The true believer is ready to deny themselves for Christ. Here’s a challenging one for us in the comfortable West, and our often sanitized Christianity. This denial is something considered, after a “deliberate counting of the cost, [choosing] the religion of Jesus, with all that appertains to is; [choosing] it as attended with all its difficulties.” (p.74) Again, Fawcett is no fan of easy-believism…Christianity when embraced should be done so with a true realization not only of the benefits, but the trials that will follow. Christians are distressed by their want of conformity to His Blessed Image and Holy Will: “In proportion as He is precious to us, will be our aversion to sin and all unholiness.” (p.77) Again, all I can say is that this is exceptionally challenging. Fawcett realizes that believers are in different stages of their walk with Christ, that we do battle with sin, but no true believer (and I say that, with Fawcett, unapologetically) does not feel some measure of discontent and dis-ease with their lack of purity and holiness. God has changed our hearts, and we cannot be content in the grips of sin. “From love to Jesus Christ will arise, hatred of those things which are contrary to His will, and which oppose and hinder us in our endeavours after conformity to Him.” (p. 78) The one who finds Christ precious will fail, but will hate it, and will strive to grow more like the Saviour they love.

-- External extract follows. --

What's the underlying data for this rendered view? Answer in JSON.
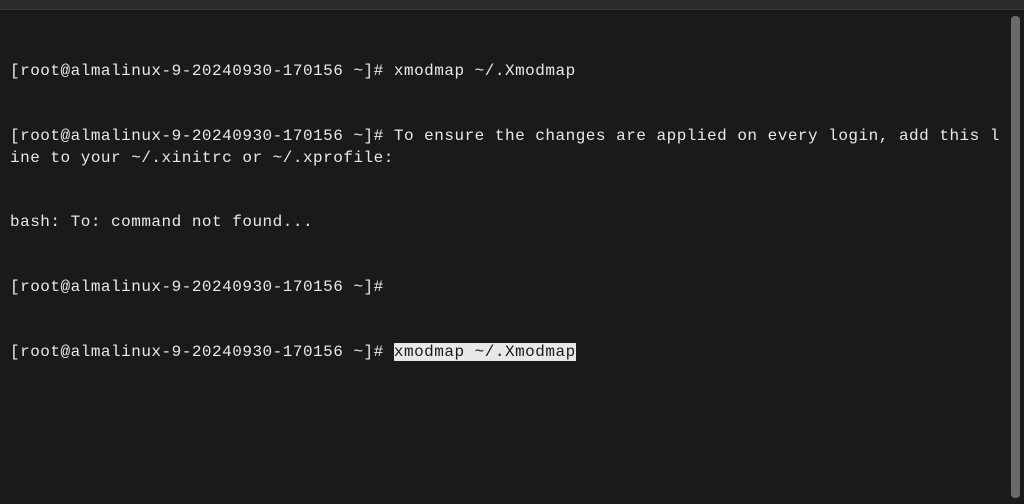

The believer shall adhere to Christ in all conditions: when the hard times come, those who find Christ precious keep walking with Him anyway. And they shall also seek to glorify Christ in all they do. With Paul in Philippi, we will magnify God whether in life or in death. The purpose of God in redemption was His own glory, and while this “will be our delightful employ through the revolutions of a blissful eternity.” (p. 88, I like that too!), it will equally be our goal here in our lives on earth. And finally, the one who finds Christ precious will long to be with Him. It is simply common sense, but perhaps harder in our day when there is so much here that battles to keep our hearts tied to things below. Yet with saints of old, we will cry, “Even so, Lord, com quickly” – “we shall not only entertain joyful hopes of a future felicity, but we shall live, in expectation of the promised inheritance. We shall feel, at certain seasons, ardent desires of seeing Him upon the throne of glory, to whose humiliation, agonies and death, we are indebted for all our salvation” (p.89) Every true believer has experienced those seasons. Life here, lived as a Christian, has its hardships, and is a battle, and the one who finds Christ precious understands the desire of Fawcett, longing “with increasing desire, that indulgent Heaven would sign [our] release, and speedily dismiss [us] from this scene of combat.” (p.95)

So Fawcett’s work continues to be encouraging, edifying and challenging. It is a welcome antidote to much of the light and all to often trite writing that comes out of Christian publishing houses today, and I wonder how easily modern ears and eyes will take to this book, devoid of the accompanying stories and feel-good emphases of a great deal of modern Christian literature. But the reality is that we need to read things like this. We need to be challenged. “Christ Precious” is a welcome antidote to much of what labels itself Christianity today. For me personally, the twelve evidences of one who finds Christ precious have been exceptionally challenging, and have spurred me on to walk more consistently and closely with my Saviour. I hope that many other find the same.